Monday, June 24, 2013

My dream a reflection of my heart

First of all I would like to start off by saying a big THANK YOU to those of you who have prayed for me, sent me messages of support and thankful for a wonderful conversation w/ an old friend last night.

Many of you have asked what it is that I would like to do, so I am going to share my heart. I have no idea how any of this will look or how the Lord will lead in all of this, but I am open and ready to take a leap of faith.

It will be three years ago this fall since the thoughts and dreams entered my heart and it all started w/ Facebook. The fall of 2010 appeared to be a pretty rough time for the marriages of many friends on FB. I saw where husbands decided that they no longer desired to be husbands and fathers and women were bad mouthing and belittling their husbands. I have also watched parents bad mouth their children. It is a trend that has continued and one that makes my stomach lurch and heart ache every time I see those types of status updates. Don't get me wrong, none of us are perfect, our spouses and children are not perfect and I think venting and reaching out for advice on FB can be a positive, but there is a fine line between venting and putting down someone that we love. As I watched all of this unfold online a desire to work w/ wives and mother's to work on conflict resolution w/ in the home and work on improving marriages and families built up inside of me.

We now live in a world of Pinterest and we see pictures of "perfect" meals and "perfect" homes along w/ a wide assortment of arts, crafts and do it yourself projects. While there are many ladies gifted in this area, many of us are not and looking at all of this and friends' status updates and pictures, mommy guilt can set in and cause us doubt that we are good mothers. The truth is that even if we are not gifted in this area it does not make us terrible wives and mothers. I would like to work w/ mothers and assist them in discovering their God given talents and abilities and then assisting them in making their homes what the Lord intended them to be and not what we think that society thinks our homes should be.

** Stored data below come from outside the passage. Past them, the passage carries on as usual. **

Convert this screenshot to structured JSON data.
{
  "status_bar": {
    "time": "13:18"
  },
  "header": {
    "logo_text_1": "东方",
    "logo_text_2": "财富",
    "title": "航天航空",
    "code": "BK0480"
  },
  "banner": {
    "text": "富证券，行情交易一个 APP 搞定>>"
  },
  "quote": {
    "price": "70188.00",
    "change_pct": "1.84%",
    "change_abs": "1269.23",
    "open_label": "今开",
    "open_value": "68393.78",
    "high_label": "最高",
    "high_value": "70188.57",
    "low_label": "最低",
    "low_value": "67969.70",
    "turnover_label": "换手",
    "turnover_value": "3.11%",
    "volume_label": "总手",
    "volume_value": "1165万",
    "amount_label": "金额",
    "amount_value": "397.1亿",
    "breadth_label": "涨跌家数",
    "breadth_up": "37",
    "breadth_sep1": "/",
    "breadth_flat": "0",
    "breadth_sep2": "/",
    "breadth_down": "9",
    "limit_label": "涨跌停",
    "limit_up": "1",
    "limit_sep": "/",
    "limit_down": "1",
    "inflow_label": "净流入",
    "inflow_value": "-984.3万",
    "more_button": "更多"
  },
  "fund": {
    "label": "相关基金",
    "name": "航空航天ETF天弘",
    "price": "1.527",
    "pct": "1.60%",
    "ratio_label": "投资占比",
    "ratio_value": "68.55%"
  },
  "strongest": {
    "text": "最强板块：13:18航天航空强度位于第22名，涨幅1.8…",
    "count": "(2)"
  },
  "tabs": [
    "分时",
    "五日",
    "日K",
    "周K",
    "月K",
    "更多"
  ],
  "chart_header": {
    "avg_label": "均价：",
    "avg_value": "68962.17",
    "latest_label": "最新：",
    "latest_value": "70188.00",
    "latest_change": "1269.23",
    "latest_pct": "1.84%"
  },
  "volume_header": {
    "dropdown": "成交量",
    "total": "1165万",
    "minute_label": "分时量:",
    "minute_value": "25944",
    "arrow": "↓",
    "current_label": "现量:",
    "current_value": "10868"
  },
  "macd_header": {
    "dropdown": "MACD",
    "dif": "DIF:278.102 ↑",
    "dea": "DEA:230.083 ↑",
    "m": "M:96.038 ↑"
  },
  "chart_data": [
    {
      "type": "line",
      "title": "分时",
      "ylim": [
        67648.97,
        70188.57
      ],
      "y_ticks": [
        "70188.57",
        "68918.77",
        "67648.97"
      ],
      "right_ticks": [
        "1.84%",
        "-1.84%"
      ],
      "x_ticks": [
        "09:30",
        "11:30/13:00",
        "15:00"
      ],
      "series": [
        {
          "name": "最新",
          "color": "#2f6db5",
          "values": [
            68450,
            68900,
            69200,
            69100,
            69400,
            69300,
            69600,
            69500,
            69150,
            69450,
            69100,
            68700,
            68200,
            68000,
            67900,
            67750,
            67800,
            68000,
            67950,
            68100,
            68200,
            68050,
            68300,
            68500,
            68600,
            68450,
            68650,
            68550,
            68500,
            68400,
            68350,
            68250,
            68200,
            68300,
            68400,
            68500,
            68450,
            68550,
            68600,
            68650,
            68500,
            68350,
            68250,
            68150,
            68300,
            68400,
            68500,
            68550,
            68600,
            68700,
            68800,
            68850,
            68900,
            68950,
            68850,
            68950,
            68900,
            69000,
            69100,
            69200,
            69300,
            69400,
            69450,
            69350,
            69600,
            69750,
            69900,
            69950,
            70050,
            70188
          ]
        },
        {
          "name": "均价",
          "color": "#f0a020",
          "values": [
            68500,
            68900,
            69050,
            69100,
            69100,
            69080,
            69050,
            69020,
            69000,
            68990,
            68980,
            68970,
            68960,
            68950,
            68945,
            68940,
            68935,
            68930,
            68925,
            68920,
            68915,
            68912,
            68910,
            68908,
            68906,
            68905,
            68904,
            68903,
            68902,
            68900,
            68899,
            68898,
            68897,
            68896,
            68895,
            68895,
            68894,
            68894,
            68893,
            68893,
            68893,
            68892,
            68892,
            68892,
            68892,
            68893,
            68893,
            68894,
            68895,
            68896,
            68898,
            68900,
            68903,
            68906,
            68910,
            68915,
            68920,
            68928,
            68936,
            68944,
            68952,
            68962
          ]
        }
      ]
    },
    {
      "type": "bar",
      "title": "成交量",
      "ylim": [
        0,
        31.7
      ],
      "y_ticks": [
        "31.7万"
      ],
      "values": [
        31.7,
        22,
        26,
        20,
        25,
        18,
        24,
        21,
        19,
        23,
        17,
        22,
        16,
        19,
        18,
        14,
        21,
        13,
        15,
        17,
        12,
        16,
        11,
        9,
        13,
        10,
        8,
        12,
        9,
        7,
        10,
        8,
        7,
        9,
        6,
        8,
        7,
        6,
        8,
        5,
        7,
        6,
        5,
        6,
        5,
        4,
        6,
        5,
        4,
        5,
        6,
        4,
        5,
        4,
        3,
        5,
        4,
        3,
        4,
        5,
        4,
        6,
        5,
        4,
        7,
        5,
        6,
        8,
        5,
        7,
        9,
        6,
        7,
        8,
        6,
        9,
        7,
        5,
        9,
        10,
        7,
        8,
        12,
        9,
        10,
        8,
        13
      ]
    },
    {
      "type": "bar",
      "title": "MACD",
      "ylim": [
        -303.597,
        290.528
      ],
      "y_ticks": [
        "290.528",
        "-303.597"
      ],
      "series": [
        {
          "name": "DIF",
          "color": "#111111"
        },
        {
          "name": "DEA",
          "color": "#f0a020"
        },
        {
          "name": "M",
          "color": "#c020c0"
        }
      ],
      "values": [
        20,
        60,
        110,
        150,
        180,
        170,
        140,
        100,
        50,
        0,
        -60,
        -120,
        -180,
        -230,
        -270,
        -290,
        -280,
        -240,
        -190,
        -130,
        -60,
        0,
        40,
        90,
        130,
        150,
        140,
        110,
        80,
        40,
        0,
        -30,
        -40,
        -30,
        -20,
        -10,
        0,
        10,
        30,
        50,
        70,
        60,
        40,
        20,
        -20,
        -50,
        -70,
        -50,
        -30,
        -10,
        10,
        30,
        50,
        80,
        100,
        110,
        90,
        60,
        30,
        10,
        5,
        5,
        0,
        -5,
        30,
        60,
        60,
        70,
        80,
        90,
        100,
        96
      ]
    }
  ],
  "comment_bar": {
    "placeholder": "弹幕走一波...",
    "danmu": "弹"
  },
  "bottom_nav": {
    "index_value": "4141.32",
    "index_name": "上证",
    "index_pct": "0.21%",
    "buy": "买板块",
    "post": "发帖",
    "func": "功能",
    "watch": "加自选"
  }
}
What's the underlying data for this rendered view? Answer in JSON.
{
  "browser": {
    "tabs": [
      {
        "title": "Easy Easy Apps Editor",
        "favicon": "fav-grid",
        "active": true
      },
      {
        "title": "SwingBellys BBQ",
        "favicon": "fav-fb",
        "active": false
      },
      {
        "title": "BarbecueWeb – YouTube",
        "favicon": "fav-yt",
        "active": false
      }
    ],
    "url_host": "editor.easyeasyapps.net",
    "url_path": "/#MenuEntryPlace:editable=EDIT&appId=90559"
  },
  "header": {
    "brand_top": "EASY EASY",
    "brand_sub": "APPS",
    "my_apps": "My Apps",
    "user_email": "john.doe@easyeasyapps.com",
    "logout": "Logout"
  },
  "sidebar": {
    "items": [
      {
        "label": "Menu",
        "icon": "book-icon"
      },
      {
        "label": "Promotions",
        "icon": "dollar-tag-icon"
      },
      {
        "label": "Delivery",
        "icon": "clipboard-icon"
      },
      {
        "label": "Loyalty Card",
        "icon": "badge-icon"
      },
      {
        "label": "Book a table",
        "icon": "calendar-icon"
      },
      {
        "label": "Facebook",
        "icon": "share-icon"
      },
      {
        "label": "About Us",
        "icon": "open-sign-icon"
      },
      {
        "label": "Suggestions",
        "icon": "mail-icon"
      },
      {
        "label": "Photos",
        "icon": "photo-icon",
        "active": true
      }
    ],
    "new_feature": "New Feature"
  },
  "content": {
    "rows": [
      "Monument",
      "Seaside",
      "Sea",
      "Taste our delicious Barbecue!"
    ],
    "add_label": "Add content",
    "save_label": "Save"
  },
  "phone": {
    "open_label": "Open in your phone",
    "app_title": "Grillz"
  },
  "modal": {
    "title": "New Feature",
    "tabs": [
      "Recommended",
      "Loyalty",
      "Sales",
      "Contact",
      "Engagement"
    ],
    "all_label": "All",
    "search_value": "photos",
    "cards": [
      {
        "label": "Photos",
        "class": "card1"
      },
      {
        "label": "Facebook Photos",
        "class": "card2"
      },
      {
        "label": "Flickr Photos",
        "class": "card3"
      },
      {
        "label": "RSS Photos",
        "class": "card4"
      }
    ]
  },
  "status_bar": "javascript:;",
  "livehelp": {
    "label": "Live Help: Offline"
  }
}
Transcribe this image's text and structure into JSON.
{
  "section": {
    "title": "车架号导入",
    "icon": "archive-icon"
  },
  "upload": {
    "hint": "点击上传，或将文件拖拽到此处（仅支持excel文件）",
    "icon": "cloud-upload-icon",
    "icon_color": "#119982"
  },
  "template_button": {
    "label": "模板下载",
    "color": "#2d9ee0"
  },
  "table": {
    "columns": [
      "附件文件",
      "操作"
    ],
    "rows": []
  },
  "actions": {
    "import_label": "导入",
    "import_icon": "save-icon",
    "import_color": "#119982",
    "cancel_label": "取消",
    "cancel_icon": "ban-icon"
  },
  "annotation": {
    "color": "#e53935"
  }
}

I post all of this knowing that 1) I have only been married for 8 years, 2) My oldest child is only 4 years old and 3) I am not the most dynamic speaker out there. Chonda Pierce and Beth Moore, I will never be.  Saying all of that I would love to participate in Women's Ministry Conferences, Women's Retreats, speak at Mother's groups and other groups as the Lord leads.

When the Lord lead me to SWBTS in the fall of 2003, my desire was to use counseling in a ministry setting and for the past six and a half years, I have been in a secular setting. Yes, I have learned a great deal about myself, was able to work on counseling skills, met many wonderful people and made some wonderful friends, but my heart has yearned for more. I would love to actually use Scripture and prayer into sessions and groups and let people meet The Counselor, who will do more for them than myself or any other person ever could.

As I type all of this I admit that I am scared to death of what this could be. I am scared of failing. Many of you who know me, know that I like safety, security and predictability. I like knowing that on set days of the month that X amount will be deposited into my checking account and knowing that our insurance is covered by the company and not coming 100% out of our pockets. Being married to one who is self-employed, I know that it can be feast or famine. At the same time I also acknowledge that the Lord has always provided and we have never gone w/out anything that we have needed. The thought of two of us being self-employed honestly scares me and this would be a huge leap of faith for me.

I also admit that I have NO clue as to how to even get started down this path. This is a dream that has really only been shared w/ a few people, so it's not something that people know about. I am praying that the Lord will use people reading this post and place people in my path to assist me in getting started on this journey.

Now that I have laid it all out there for others, I can only pray that the Lord would bless this dream and I pray that I will have the faith of a mustard seed to take this huge leap of faith. I also pray that if there are others of you have a dream that the Lord has placed in your heart, that you too will take the first step in verbalizing the dream and then take your leap of faith.


1 comment:

  1. The Lord has a plan so you took the step of faith noe allow Him to work out the details.